Fake-News sorgen für Fehlurteil: Hardy G. nach 22 Monaten bald frei?

Westsachsen/Zwickau.- „Er soll seiner Ex-Freundin nachgestellt und vorgehabt haben, sie und ihre Kinder zu töten.“ So berichtete der Privat-Sender RTL damals in einer „Explosiv“-Sendung. Weitere Fake-Nachrichten wurden als Bewegtbild-Beiträge bei VOX und im MDR gezeigt. Der so wörtlich „liebeskranke Ex-Soldat“ sei acht Wochen vor der Polizei auf der Flucht gewesen und hätte angeblich ein Gewehr dabei, das er zuvor aus dem Waffenschrank seines Vaters gestohlen hätte. Dies sei ausgeschlossen, so der Vater. „Hardy kannte den Code zum Waffenschrank nicht.“ Das Gericht folgte dennoch größtenteils den Spekulationen der Medien, die von der Familie der Ex-Freundin noch befeuert wurden, und verurteilte den damals 30-Jährigen Hardy G. in erster Instanz am Amtsgericht Zwickau zu drei Jahren Haft.
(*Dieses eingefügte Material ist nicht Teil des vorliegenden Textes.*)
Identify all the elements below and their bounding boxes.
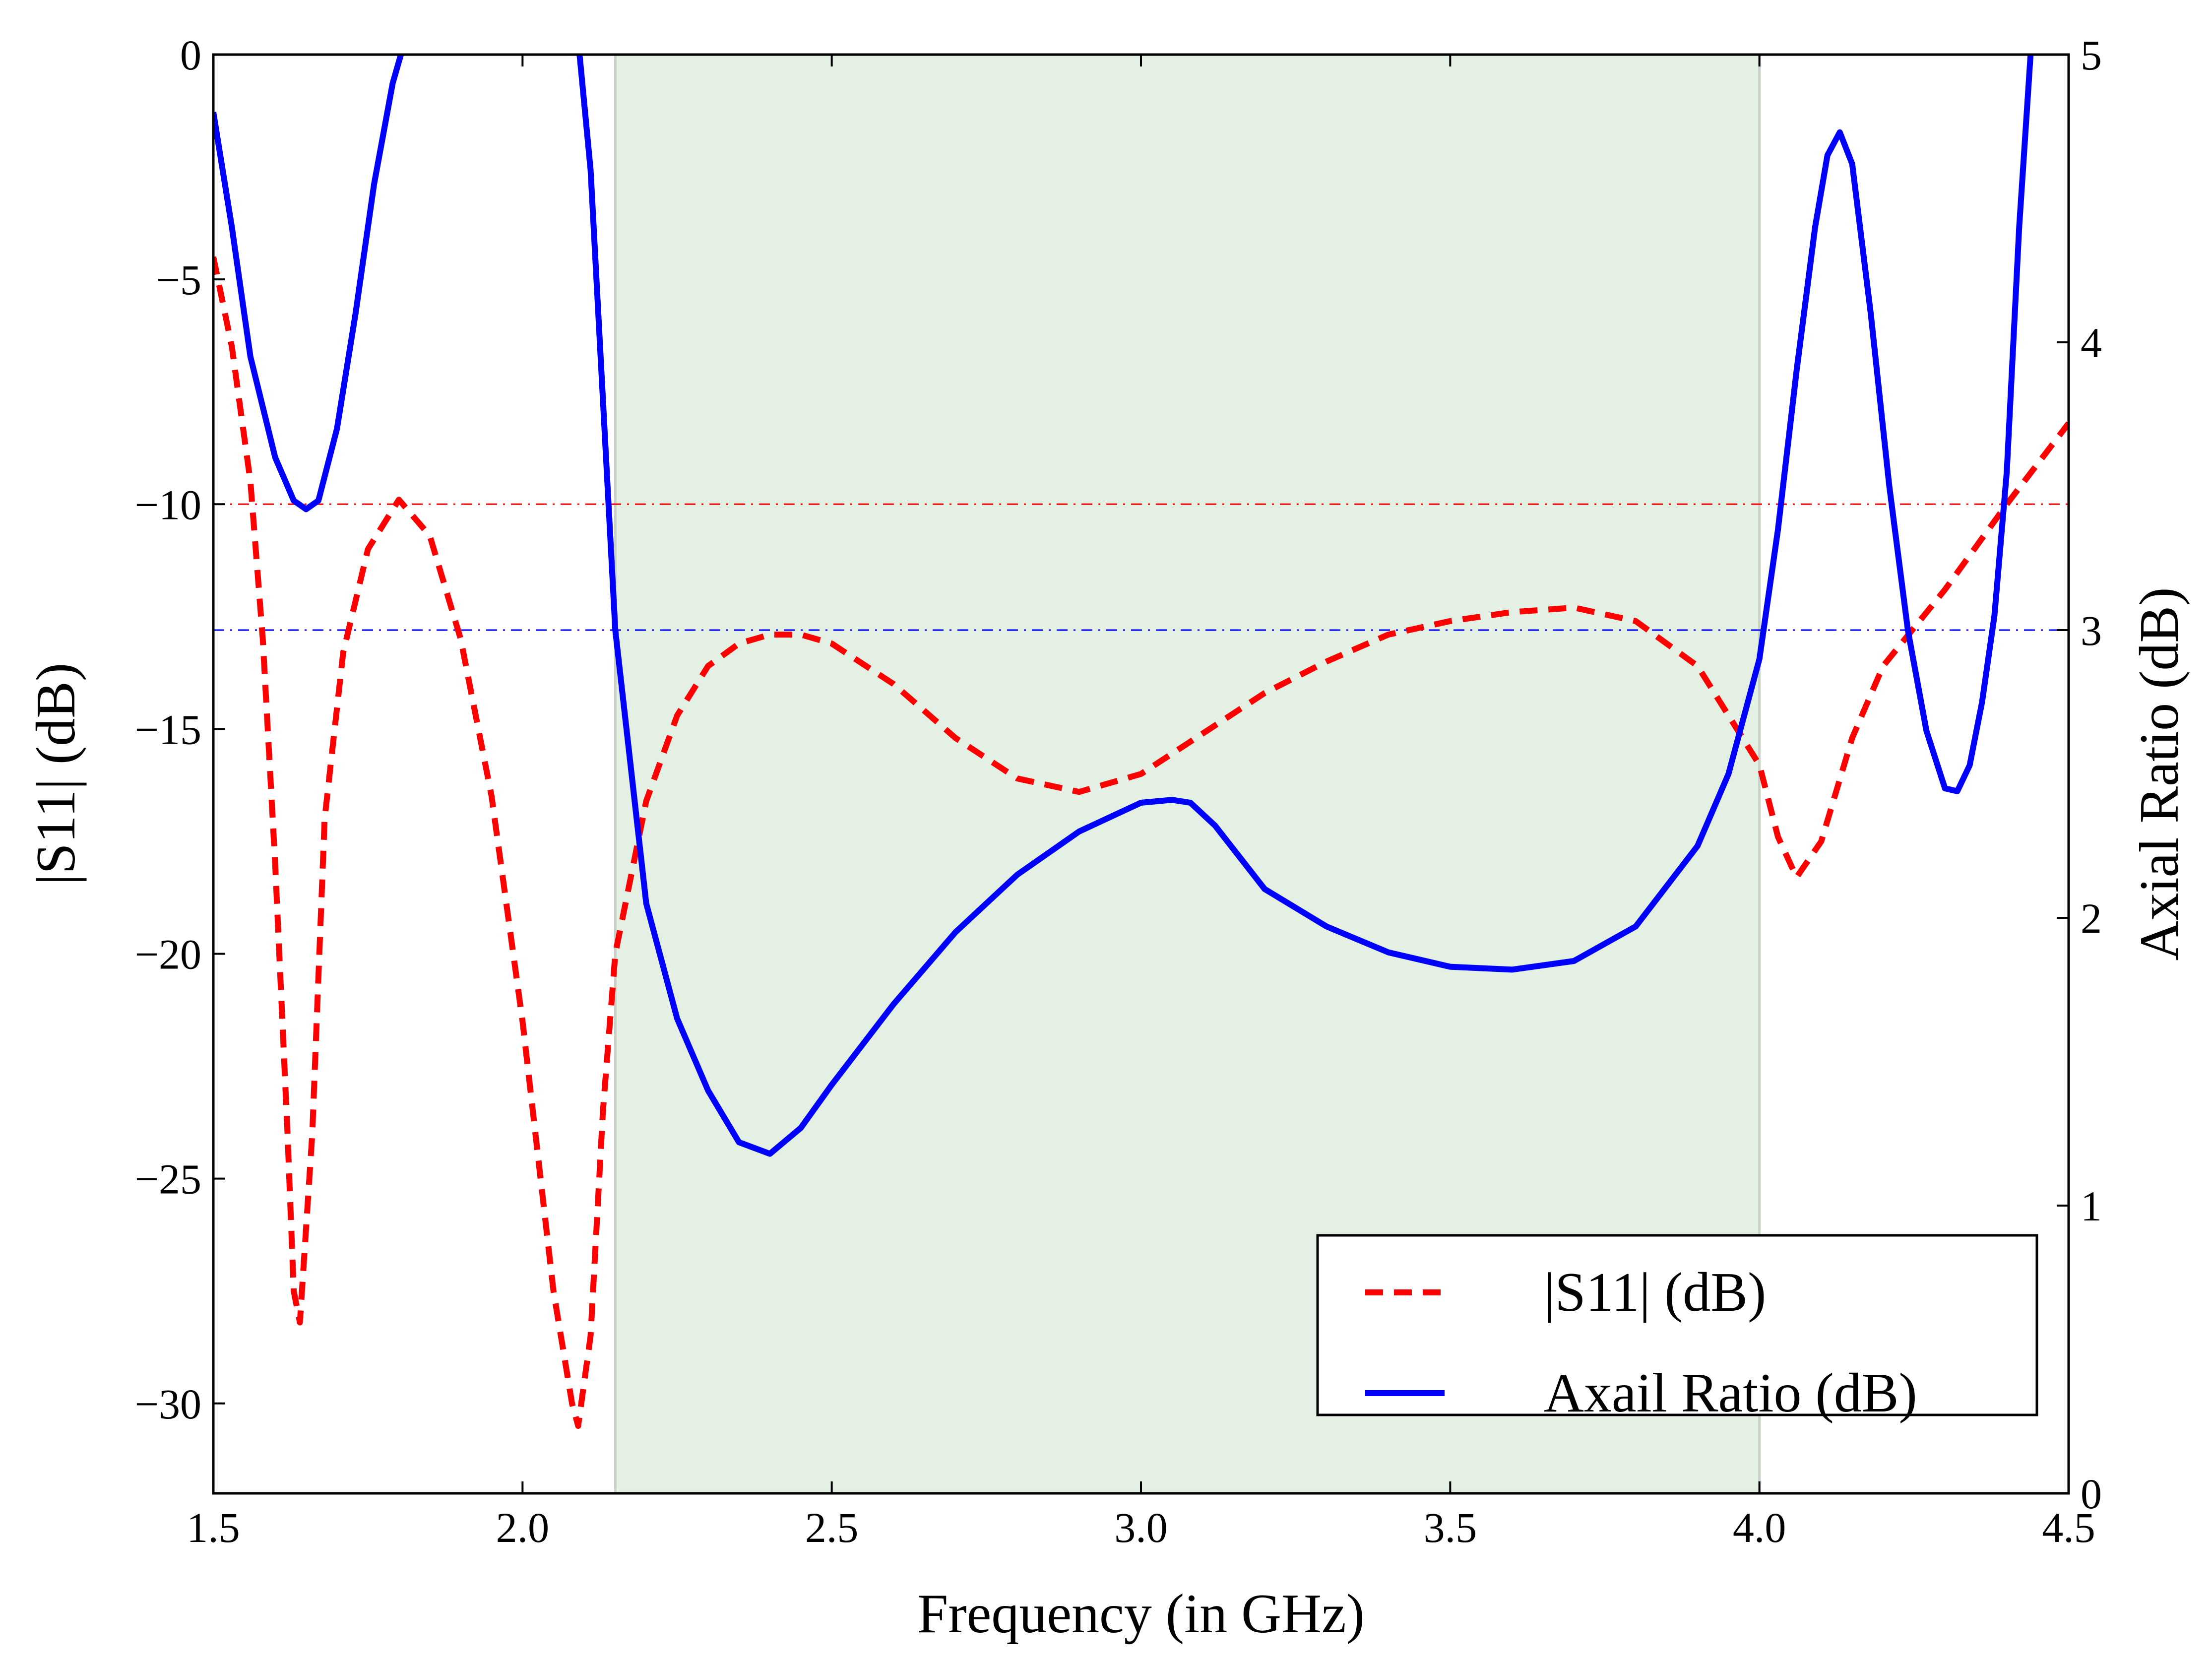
y-tick-label: −30 [134,1380,201,1428]
legend-box [1316,1234,2038,1416]
y-tick-label: −5 [156,256,201,304]
y2-tick-label: 5 [2081,31,2102,79]
x-tick-label: 2.5 [805,1504,859,1551]
y2-axis-title: Axial Ratio (dB) [2129,587,2190,961]
y2-tick-label: 3 [2081,607,2102,654]
series-line-1 [213,55,2034,1157]
y2-tick-label: 1 [2081,1182,2102,1230]
x-tick-label: 3.0 [1114,1504,1168,1551]
legend-label-s11: |S11| (dB) [1544,1262,1766,1323]
series-line-0 [213,256,2069,1429]
x-tick-label: 3.5 [1424,1504,1477,1551]
y2-tick-label: 2 [2081,895,2102,942]
y-axis-title: |S11| (dB) [25,663,87,885]
y2-tick-label: 0 [2081,1470,2102,1518]
y2-tick-label: 4 [2081,319,2102,367]
legend: |S11| (dB) Axail Ratio (dB) [1316,1234,2038,1424]
legend-label-axial-ratio: Axail Ratio (dB) [1544,1362,1917,1424]
y-tick-label: −15 [134,705,201,753]
y-tick-label: −20 [134,931,201,978]
ticks-layer: 1.5 2.0 2.5 3.0 3.5 4.0 4.50−5−10−15−20−25−300… [134,31,2102,1551]
x-axis-title: Frequency (in GHz) [917,1583,1365,1645]
y-tick-label: 0 [180,31,201,79]
series-layer [213,55,2069,1429]
y-tick-label: −25 [134,1155,201,1203]
x-tick-label: 4.5 [2042,1504,2095,1551]
reference-lines-layer [213,503,2069,631]
y-tick-label: −10 [134,481,201,528]
x-tick-label: 1.5 [187,1504,240,1551]
x-tick-label: 2.0 [496,1504,550,1551]
x-tick-label: 4.0 [1733,1504,1786,1551]
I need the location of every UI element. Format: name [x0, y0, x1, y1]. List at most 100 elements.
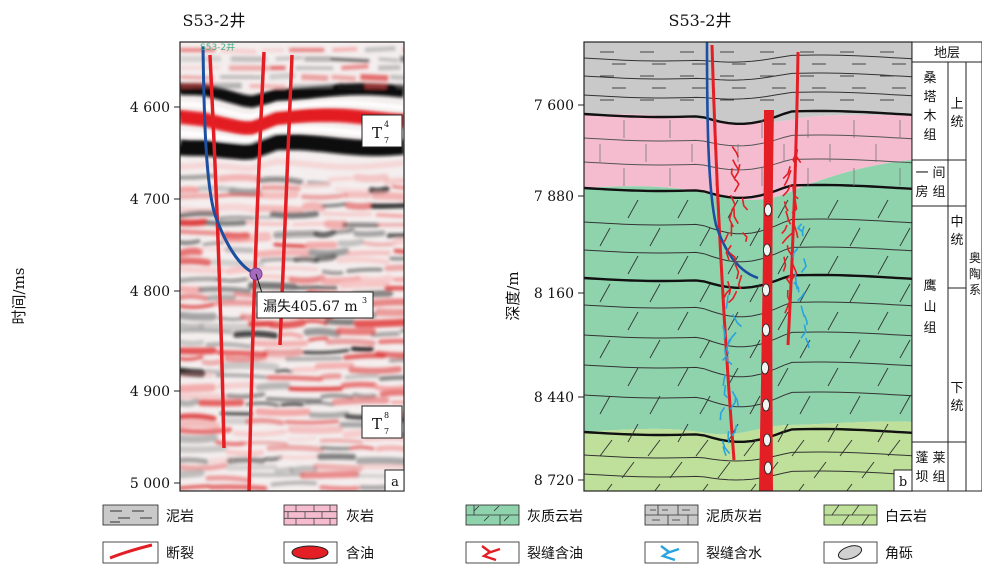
seismic-event [259, 191, 300, 200]
dolomite-mark [899, 283, 911, 303]
dolomite-mark [677, 367, 689, 387]
water-fracture [719, 406, 726, 421]
dolomite-mark [799, 227, 811, 247]
legend-label: 灰岩 [346, 509, 374, 525]
bedding-line [584, 72, 912, 81]
dolomite-mark [777, 199, 789, 219]
seismic-event [333, 228, 356, 235]
seismic-event [180, 462, 228, 472]
breccia-clast [762, 398, 770, 412]
oil-fracture [793, 223, 799, 239]
seismic-event [392, 277, 404, 282]
dolomite-mark [727, 255, 739, 275]
seismic-event [341, 64, 369, 71]
dolomite-mark [750, 483, 757, 491]
seismic-event [217, 316, 245, 321]
horizon-line [584, 109, 912, 125]
dolomite-mark [654, 483, 661, 491]
seismic-event [275, 55, 304, 61]
svg-text:7: 7 [384, 427, 389, 436]
oil-fracture [782, 256, 787, 272]
dolomite-mark [702, 483, 709, 491]
seismic-event [304, 241, 338, 249]
seismic-event [180, 293, 209, 302]
legend-label: 裂缝含油 [527, 546, 583, 562]
fault-line [710, 44, 736, 461]
seismic-event [343, 353, 387, 361]
oil-fracture [786, 245, 793, 256]
seismic-event [180, 322, 205, 331]
oil-fracture [727, 290, 738, 304]
oil-fracture [785, 273, 793, 283]
seismic-event [247, 282, 297, 291]
water-fracture [800, 324, 807, 339]
seismic-event [180, 339, 205, 347]
strata-text-char: 组 [923, 128, 936, 143]
seismic-event [301, 74, 329, 82]
dolomite-mark [627, 311, 639, 331]
legend-label: 含油 [346, 546, 374, 562]
dolomite-mark [799, 395, 811, 415]
seismic-event [317, 453, 357, 460]
bedding-line [584, 134, 912, 147]
bedding-line [584, 361, 912, 378]
water-fracture [727, 431, 730, 444]
oil-fracture [733, 208, 739, 224]
strata-text-char: 组 [923, 321, 936, 336]
strata-text-char: 陶 [969, 266, 981, 281]
y-tick-label: 4 800 [130, 284, 170, 300]
seismic-event [246, 220, 289, 226]
legend-label: 灰质云岩 [527, 509, 583, 525]
seismic-event [180, 276, 219, 283]
seismic-event [180, 413, 217, 422]
fault-line [208, 54, 226, 449]
dolomite-mark [827, 423, 839, 443]
dolomite-mark [727, 311, 739, 331]
seismic-event [279, 454, 318, 461]
seismic-event [180, 383, 216, 393]
dolomite-mark [827, 255, 839, 275]
dolomite-mark [699, 339, 711, 359]
seismic-event [180, 311, 217, 321]
panel-a-label: a [384, 469, 405, 492]
svg-text:8: 8 [384, 411, 389, 420]
strata-text-char: 间 [932, 166, 945, 181]
mudstone-layer [584, 42, 912, 124]
water-fracture [723, 385, 729, 399]
dolomite-mark [599, 283, 611, 303]
legend-label: 角砾 [885, 546, 913, 562]
legend-swatch-argillaceous-limestone [644, 504, 699, 526]
oil-fracture [723, 288, 732, 298]
seismic-event [180, 206, 215, 213]
seismic-event [255, 382, 291, 391]
dolomite-mark [743, 439, 757, 457]
dolomite-mark [647, 439, 661, 457]
legend-swatch-fault [102, 541, 159, 564]
seismic-event [374, 308, 404, 317]
panel-b: S53-2井 T 4 7 T 8 7 b [504, 11, 982, 492]
seismic-event [300, 192, 349, 200]
svg-text:3: 3 [362, 296, 367, 305]
seismic-event [320, 446, 351, 451]
water-fracture [725, 295, 729, 309]
seismic-event [287, 425, 344, 434]
seismic-event [180, 218, 209, 227]
seismic-event [263, 348, 303, 358]
dolomite-mark [877, 311, 889, 331]
dolomite-mark [849, 395, 861, 415]
legend-label: 白云岩 [885, 509, 927, 525]
dolomite-mark [599, 339, 611, 359]
water-fracture [721, 349, 727, 362]
dolomite-mark [777, 423, 789, 443]
seismic-event [180, 173, 216, 180]
dolomite-mark [827, 367, 839, 387]
oil-fracture [731, 146, 739, 158]
seismic-event [329, 57, 370, 63]
dolomite-mark [791, 439, 805, 457]
oil-fracture [782, 184, 792, 197]
y-axis-title: 时间/ms [10, 268, 28, 325]
seismic-event [180, 239, 201, 245]
seismic-event [335, 327, 376, 336]
seismic-event [216, 203, 260, 214]
water-fracture [722, 446, 727, 456]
Hardy G. ging in Berufung und wurde trotz Wegfall mehrerer Taten, die ihm zuvor angelastet wurden, vom Landgericht Zwickau zu drei Jahren und sechs Monaten Haft verurteil. Seit 22 Monaten sitzt der so gescholtene bereits in Untersuchungshaft, obwohl das Urteil noch gar nicht rechtskräftig ist. Jetzt kommt die überraschende Wende: Das Verfahren soll neu aufgerollt werden.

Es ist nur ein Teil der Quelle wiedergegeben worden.